If your Thrift service is "svc" the ServiceTypesModule will be svc_types.

Speedup

These numbers were taken from benchmarks of the binary protocol on a production SSRTB system.

Apache Thrift OX Thrift Speedup
Decoding 1098 us 244 us 4.5 x
Encoding 868 us 185 us 4.7 x

Message Protocol

See the message protocol documentation.

Other Info

  • Anthony pointed me a talk by Péter Gömöri on The Fun Part of Writing a Thrift Codec, which describes his work to speed up Thrift encoding and decoding. Unfortunately, the code is not public. The author claims the following speedups:

    Optimization Decoding Encoding
    Layer Squashing 2x 8x
    Generated Funs 16x 16x
  • Thrash is an Elixir library that automatically generates functions for decoding and encoding Thrift messages using the binary protocol. The author claims speedups of 18x for decoding and 5x for encoding over the Apache Thrift library.

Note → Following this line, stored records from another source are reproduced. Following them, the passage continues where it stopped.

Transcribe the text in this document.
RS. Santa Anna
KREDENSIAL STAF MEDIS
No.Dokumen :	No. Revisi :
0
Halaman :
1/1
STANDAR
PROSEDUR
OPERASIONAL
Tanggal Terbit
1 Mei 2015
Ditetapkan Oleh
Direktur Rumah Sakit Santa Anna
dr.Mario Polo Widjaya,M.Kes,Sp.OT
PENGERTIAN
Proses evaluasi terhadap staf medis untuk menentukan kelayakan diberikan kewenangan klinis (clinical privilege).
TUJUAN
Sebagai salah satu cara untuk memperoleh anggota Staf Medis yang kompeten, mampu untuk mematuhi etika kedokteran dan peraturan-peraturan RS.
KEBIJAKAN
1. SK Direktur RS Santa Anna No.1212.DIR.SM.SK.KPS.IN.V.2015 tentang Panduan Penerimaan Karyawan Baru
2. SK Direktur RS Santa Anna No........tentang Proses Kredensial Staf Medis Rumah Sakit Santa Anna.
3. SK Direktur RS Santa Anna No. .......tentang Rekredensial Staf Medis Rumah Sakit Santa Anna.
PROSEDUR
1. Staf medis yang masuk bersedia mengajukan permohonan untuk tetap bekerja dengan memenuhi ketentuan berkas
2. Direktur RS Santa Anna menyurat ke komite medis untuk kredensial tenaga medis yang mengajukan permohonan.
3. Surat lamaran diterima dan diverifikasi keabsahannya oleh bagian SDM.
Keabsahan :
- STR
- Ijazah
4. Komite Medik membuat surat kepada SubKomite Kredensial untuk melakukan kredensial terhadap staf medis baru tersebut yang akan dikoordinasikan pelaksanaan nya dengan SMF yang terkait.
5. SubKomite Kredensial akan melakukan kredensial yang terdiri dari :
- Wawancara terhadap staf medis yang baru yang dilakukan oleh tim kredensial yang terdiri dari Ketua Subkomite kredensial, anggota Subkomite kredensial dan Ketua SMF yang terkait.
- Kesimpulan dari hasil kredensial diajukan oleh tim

  • elixir-thrift is another Elixir Thrift library. The author claims a speedup of between 10x and 25x over the Apache Thrift library. It appears that this library generates code from the Thrift definition directly instead of using the structure definitions that the Apache Thrift code generator produces as Thrash does.

  • Erlang documentation on Constructing and Matching Binaries, which may be useful for optimization.

  • The Thrift paper, which describes the design and data encoding protocol for Thrift.

  • Erik van Oosten's Thrift Specification -- Remote Procedure Call (a.k.a, "Thrift: The Missing Specification"). (See my fork for some corrections that haven't yet been merged as of this writing.)

  • Andrew Prunicki's "Apache Thrift" overview has a comparison of Thrift with other protocols that compares encoding size and has some benchmarks.

Acknowledgements

Many thanks to Yoshihiro Tanaka, Anthony Molinaro, and Kénan Gillet for their insights and suggestions.